Bath Iron Works sent its first ship in two years down the Kennebec River for sea trials, with builder’s trials for the future Arleigh Burke-class destroyer Daniel Inouye (DDG-118) kicking off, the shipyard announced today.
Builder’s trials are the first chance for BIW and the Navy to see the ship operating underway and to ensure all the hull, mechanical and electrical systems are working properly. A crew composed of shipyard workers is sailing Inouye now, and the assigned Navy crew will soon take over the ship for training and acceptance trials in the coming months.
“Sea trials for DDG-118 carried the additional requirement of utmost importance: to protect all riders against transmission of COVID-19 while on board. This challenge was met with an extensive plan and protocols that mirror the robust safety measures taken in the shipyard every day to keep our employees safe,” reads a statement from General Dynamics Bath Iron Works.
The last ship BIW sent out for trials was USS Thomas Hudner (DDG-116), which conducted builder’s trials in March 2018 and acceptance trials in May.
Daniel Inouye’s schedule has slipped repeatedly – a 2018 article from the Honolulu Star-Advertiser noted construction on the ship began in 2014 and that the DDG was supposed to deliver to its Pearl Harbor homeport in 2018, which was pushed to 2020 due to schedule changes at BIW. That 2020 homeport arrival now appears set for 2021, as the ship will have to go through acceptance trials and delivery to the Navy before it can sail from Maine around to Hawaii.
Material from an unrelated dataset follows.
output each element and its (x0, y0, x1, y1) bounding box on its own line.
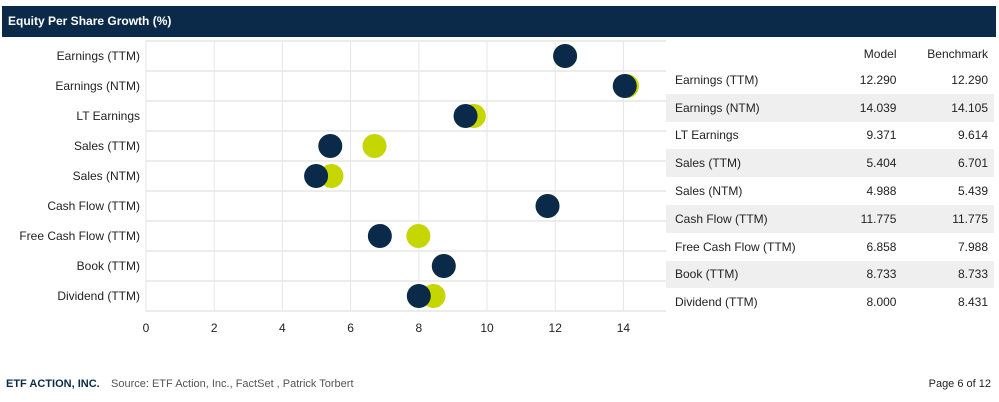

Since deciding to restart Arleigh Burke construction in 2008, the Navy’s plan had been to award contracts for two hulls a year across two builders: BIW and Ingalls Shipbuilding. In the current multiyear contract, the service has been trying to lobby Congress for money for a third ship a year, which it successfully got in Fiscal Years 2019 and 2020. Though the contracts had been awarded evenly in the previous few years, in Fiscal Year 2018 the Navy awarded two ships to Ingalls and zero ships to BIW, in acknowledgment of the yard’s great backlog and expected difficulty getting new ships delivered on time. In FY 2019 each yard was given one ship and BIW was later awarded the option for a third ship, to help make up for the previous year and keep a steady flow of work. But in FY 2020, the option for the third ship went to Ingalls, even though USNI News understands that BIW offered a better price on the ship – because the Navy cared more about a reliable delivery schedule than it did contract cost.
BIW President Dirk Lesko previously acknowledged the yard is about a year behind in its destroyer production – a combination of previous delays of about six months, plus the effects of this year’s pandemic and the months-long strike by union workers.
“DDG 118 is the first BIW ship to head down the Kennebec River in two years. It represents our future as a shipyard, not just because this ship is an important and much-needed asset for the U.S. Navy fleet, but also because it demonstrates the commitment by our workforce and company management to increase our shipbuilding rate to two ships per year, a crucial part of our Three Year Schedule Recovery Plan that is well underway,” reads the BIW statement.
BIW is trying to dig out of its backlog of work and return to a competitive shipbuilding rate within three years. The Navy’s current multiyear contract will end in FY 2022, and at that point BIW will likely be asked to compete with Ingalls again for another multiyear contract. The Navy had originally planned to end the Arleigh Burke line in 2022 and upgrade to a Large Surface Combatant, but that LSC program has been pushed back repeatedly, and a “DDG Next” large combatant program is now slated to start construction in 2028 – leaving a five-year gap that will almost certainly be filled with another multiyear contract for Arleigh Burkes. If BIW runs into problems implementing its recovery plan, it would have a harder time going into that competition with a strong bid.